His manager that season was Earl Weaver, who would go on to become a Hall of Fame manager for the Orioles. Weaver helped Bertaina improve his pitching knowledge and ability. Bertaina also played for Weaver at Triple-A Rochester in 1966, where he had 9–2 record and 2.33 ERA. He would return to minor league play at the end of his career.

=== Major league ===
Bertaina made his major league debut on August 1, 1964, against the Kansas City Athletics at Municipal Stadium in Kansas City. Earlier that year, he had done a good job pitching in an Orioles exhibition game against the Philadelphia Phillies. In Kansas City, he started and gave up two earned runs in seven innings pitched, but did not receive a decision in the 5–2 Orioles victory. On September 12, he one-hit the Kansas City Athletics, winning 1-0, while opposing losing pitcher Bob Meyer allowed the Orioles just one hit as well. This was the fourth double one-hitter pitched in the modern era (since 1901) in MLB history and to date, the most recent.

He pitched in a total of six games for the Orioles in 1964, and only two games for them in 1965. In 1966, the year the Orioles won the World Series, Bertaina pitched in 16 games, with a 2–5 record and 3.13 ERA. He did not pitch in the World Series.

He started two of five games and was 1-1 with a 3.32 ERA before being traded along with Mike Epstein from the Orioles to the Washington Senators for Pete Richert on 29 May 1967. Bertaina started 17 games for the Senators, finishing with a 6–5 record and 2.92 ERA for Washington. With both Baltimore and Washington in 1967, he went 7–6 with a 2.99 ERA and a career-high 86 strikeouts, while tying for ninth in the American League with four shutouts.

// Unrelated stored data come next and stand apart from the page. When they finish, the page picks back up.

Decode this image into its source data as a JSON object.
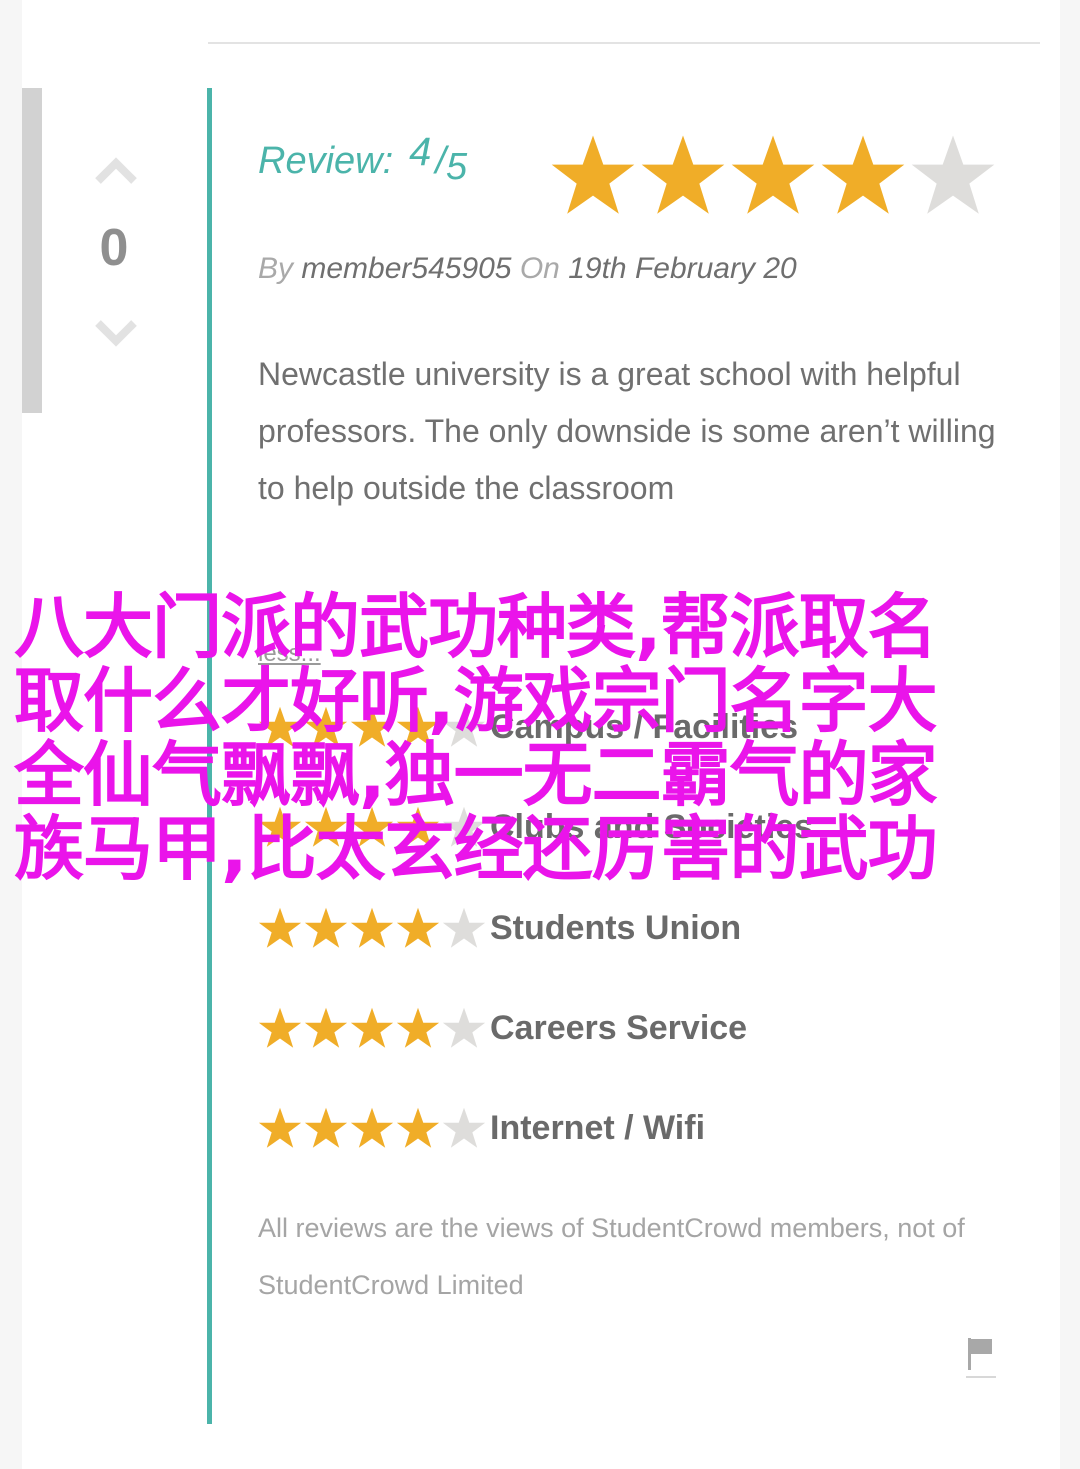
{
  "vote": {
    "count": "0",
    "up_icon": "chevron-up-icon",
    "down_icon": "chevron-down-icon"
  },
  "review": {
    "label": "Review:",
    "score": "4",
    "slash": "/",
    "max": "5",
    "rating_value": 4,
    "rating_max": 5,
    "by_word": "By",
    "author": "member545905",
    "on_word": "On",
    "date": "19th February 20",
    "body": "Newcastle university is a great school with helpful professors. The only downside is some aren’t willing to help outside the classroom",
    "less_link": "less..."
  },
  "ratings": [
    {
      "label": "Campus / Facilities",
      "stars": 4
    },
    {
      "label": "Clubs and Societies",
      "stars": 4
    },
    {
      "label": "Students Union",
      "stars": 4
    },
    {
      "label": "Careers Service",
      "stars": 4
    },
    {
      "label": "Internet / Wifi",
      "stars": 4
    }
  ],
  "disclaimer": "All reviews are the views of StudentCrowd members, not of StudentCrowd Limited",
  "flag_icon": "flag-icon",
  "overlay_lines": [
    "八大门派的武功种类,帮派取名",
    "取什么才好听,游戏宗门名字大",
    "全仙气飘飘,独一无二霸气的家",
    "族马甲,比太玄经还厉害的武功"
  ],
  "colors": {
    "accent": "#4bb4aa",
    "star_on": "#f0ad28",
    "star_off": "#dedddb",
    "overlay": "#ea14ea"
  }
}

He pitched a full season for the Senators in 1968, with a 7–13 record and 4.66 ERA, and 23 starts. In 1969, he was pitching less for the Senators, mostly as a relief pitcher, when he was traded back to the Orioles on June 16, 1969 for Paul Campbell. The 1969 Orioles had superb starting and relief pitching, and Bertaina only pitched 6 innings for the team. He played the majority of his games that year with Rochester. In 1970, he was 12–3 with Rochester when the Orioles sold his rights to the St. Louis Cardinals on August 14, 1970. He pitched the final 8 games of his major league career for the Cardinals. He played one more season of minor league baseball for the Tulsa Oilers in 1971 before retiring altogether.

=== Career ===
In a seven-year major league career, Bertaina posted a 19–29 record with 3.84 ERA in 100 pitching appearances, including 66 starts, five shutouts, six complete games and 10 games finished, giving up 208 runs (176 earned) on 399 hits, while striking out 280 and walking 214 in 413 innings of work.

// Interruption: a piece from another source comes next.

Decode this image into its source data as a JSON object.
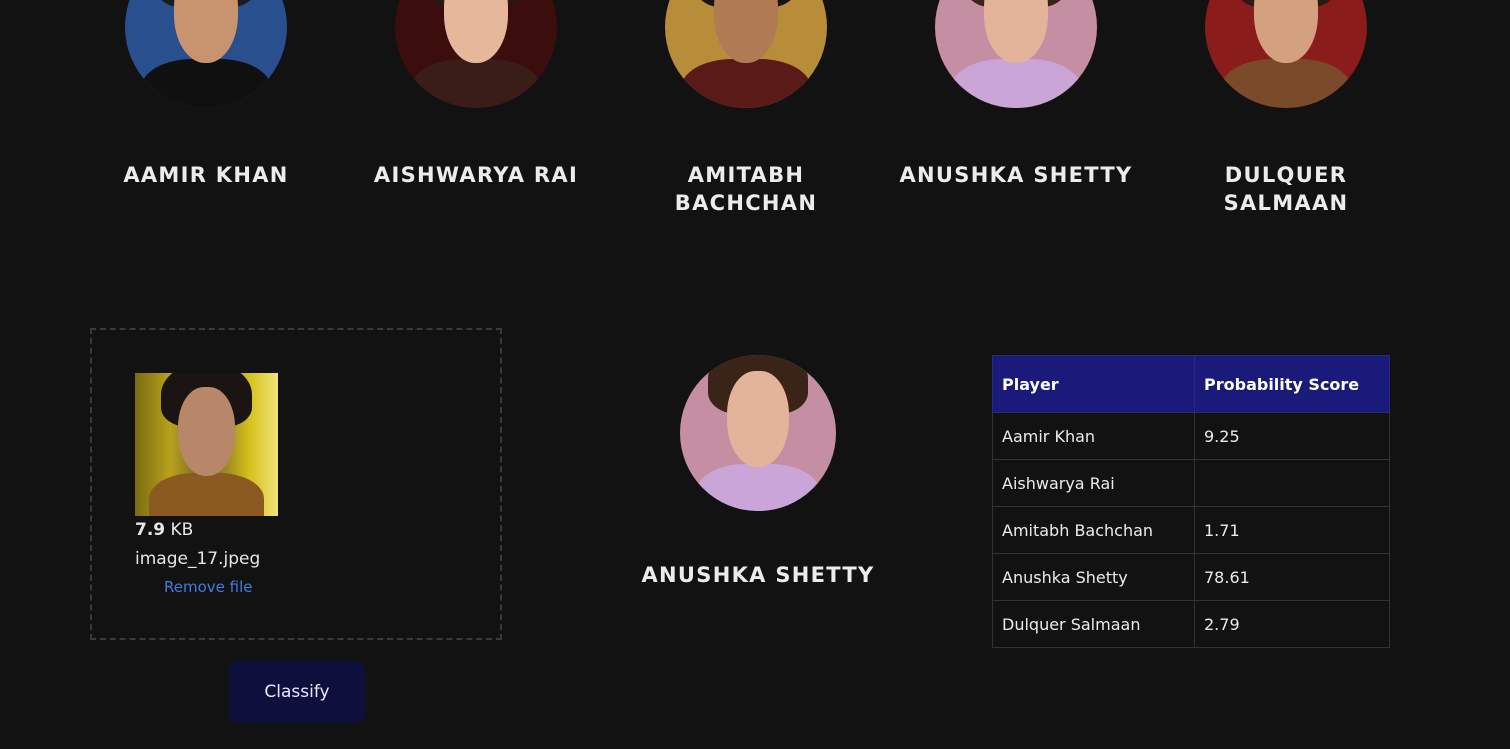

During his minor league career, Bertaina led the Eastern League in winning percentage (.733) in 1964 while pitching for the Elmira Pioneers, topped the International League in strikeouts (188) with the Rochester Red Wings in 1965, and won the International League winning percentage title (.800) with the 1970 Red Wings. He was inducted into the Red Wings Hall of Fame in 2005.

== Personal life ==
Bertaina co-founded Fishing International, one of the first travel agencies in the world dedicated to those who enjoyed fishing. He also co-owned and operated Lava Creek Lodge in Fall River Mills, California for many years.

== Death ==
Bertaina died at age 65 in Santa Rosa, California on 3 March 2010 following complications from a heart attack.